気持ちはわかる。ザリガニ釣りはいつだってエンターティンメントなんだよ。
僕は、ザリガニが何処で釣れるかは知らない。
しかし、先週妻のお友達がザリガニを捕まえたという話を思い出した。
妻に聞いてみようということになり、スマホを手にした。
妻から届いていたメールなどお構い無しに。
光りの速さで、入力をし送信した。
もう、我々男二人の頭の中はザリガニでいっぱいだ。
もう、ザリガ二が釣れるイメージしかない。
男とはそういう生き物だ。
ザリガニザリガニ、ザリガニザリガニ、ザリガニザリガニ・・・
妻:「赤ちゃん元気だったよ。先月よりも二倍ぐらいの大きさになっているみたいで、今日のエコー写真ではね、指が5本はっきり見えたよ(^^♪」
俺:「ザリガニ何処におる?」
妻:「ひどーい(^^)ザリガニじゃないよ♪ しいて言えば、おさるさんだよ♪」
俺:「ちゃうちゃう、ザリガニ釣りに行きたいねん。どこにおる?」
妻:「知るか」
・・まぁ、そうなるな。
第二子の成長を分かち合おうとせず申し訳なかったと詫びた。
父親として息子にザリガニを釣らせてやりたいと熱く語り、釣り場を教えてもらった。
道具の準備にかかる。
いつの時代も変わらない。

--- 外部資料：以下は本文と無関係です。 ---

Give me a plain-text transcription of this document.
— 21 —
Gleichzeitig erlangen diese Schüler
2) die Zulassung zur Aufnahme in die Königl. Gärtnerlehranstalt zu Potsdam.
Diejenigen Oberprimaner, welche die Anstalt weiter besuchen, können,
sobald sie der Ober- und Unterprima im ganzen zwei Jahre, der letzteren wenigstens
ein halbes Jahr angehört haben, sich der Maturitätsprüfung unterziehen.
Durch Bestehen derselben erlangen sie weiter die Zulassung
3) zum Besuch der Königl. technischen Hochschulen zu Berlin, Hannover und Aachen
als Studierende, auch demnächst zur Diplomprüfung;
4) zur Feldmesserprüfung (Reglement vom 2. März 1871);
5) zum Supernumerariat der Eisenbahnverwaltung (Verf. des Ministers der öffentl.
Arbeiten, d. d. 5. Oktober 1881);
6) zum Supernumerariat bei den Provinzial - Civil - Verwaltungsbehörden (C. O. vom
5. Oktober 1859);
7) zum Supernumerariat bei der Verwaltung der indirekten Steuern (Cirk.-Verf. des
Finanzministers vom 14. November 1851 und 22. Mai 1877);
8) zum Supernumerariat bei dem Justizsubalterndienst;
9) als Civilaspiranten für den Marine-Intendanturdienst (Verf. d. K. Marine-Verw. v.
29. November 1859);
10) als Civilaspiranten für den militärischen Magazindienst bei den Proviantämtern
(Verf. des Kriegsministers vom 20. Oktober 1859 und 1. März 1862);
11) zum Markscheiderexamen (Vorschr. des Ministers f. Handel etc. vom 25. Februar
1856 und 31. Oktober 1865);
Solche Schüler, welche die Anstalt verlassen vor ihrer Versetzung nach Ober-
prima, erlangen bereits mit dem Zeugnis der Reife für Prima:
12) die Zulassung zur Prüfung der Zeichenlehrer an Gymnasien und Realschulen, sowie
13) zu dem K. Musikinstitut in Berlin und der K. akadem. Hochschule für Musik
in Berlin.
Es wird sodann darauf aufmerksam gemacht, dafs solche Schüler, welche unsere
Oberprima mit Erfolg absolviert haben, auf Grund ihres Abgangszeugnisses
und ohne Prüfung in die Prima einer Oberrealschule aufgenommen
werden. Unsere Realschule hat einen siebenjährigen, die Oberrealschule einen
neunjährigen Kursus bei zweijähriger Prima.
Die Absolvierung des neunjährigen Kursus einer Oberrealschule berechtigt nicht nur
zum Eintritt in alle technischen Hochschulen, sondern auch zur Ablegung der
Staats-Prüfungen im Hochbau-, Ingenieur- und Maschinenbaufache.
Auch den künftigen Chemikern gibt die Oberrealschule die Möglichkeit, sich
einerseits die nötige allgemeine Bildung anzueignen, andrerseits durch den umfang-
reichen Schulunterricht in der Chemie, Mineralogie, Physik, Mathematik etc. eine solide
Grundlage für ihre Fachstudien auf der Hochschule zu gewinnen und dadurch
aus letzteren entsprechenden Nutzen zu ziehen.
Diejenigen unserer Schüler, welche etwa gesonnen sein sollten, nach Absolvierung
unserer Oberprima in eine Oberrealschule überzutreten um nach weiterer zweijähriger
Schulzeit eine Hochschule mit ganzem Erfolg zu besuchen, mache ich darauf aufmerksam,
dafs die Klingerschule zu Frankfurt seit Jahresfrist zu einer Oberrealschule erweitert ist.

タコ糸と、ちくわと、ソーセージで釣れる。釣り竿のようなものは、割りばしで代用すれば十分だ。
釣り場に行き目を凝らす。ザリガニが8匹程居た。
ザリガニは足音に敏感だ。さらに、光にも。
自分が作り出す影にも注意してほしい。
太陽の位置を確認して、えさをつけたタコ糸を、そっと水面に落とす。
ザリガニが足で餌を掴んだぐらいであわててはいけない。
ザリガニがあの大きなハサミで糸を掴むまで引いてはいけない。
しっかりホールドさせ、引き上げるのだ。
1時間の釣果は、2匹だ。立派なアメリカザリガニだ。
僕も息子も満足だった。父親の威厳ここにあり。
我々は意気揚々と帰宅した。
帰宅していた妻にザリガニを見せた。
息子は「名前は、トランプちゃんにするで」と得意満面に話している。
その刹那。僕は妻の表情が翳ったのを見逃さなかった。
理由を問うと、妻がスマホを差し出してきた。
ザリガニ釣り場を教えてくれたママ友とのLINEのやり取りだ。
そこに一つのURLがリンクされていた。
2020年11月よりザリガニの飼育禁止
引用:バズプラスニュース様
https://buzz-plus.com/article/2020/08/21/crayfish-specific-alien-species/
環境省のHPでも確認した。
この夏、政省令が改正される。もう最終段階とのこと。
画像引用:環境省 外来生物法
飼育かごの中で愛でるだけで、一年以下の懲役または罰金100万円とは・・。
息子には、丁寧に事情を説明したが、ここ数年見たことが無いほどの駄々をこね、泣きわめいていた。過呼吸になり、少しゲボをしてしまった。
トランプちゃんとのお別れは僕一人で行った。
皆さまも、ザリガニにはご注意を。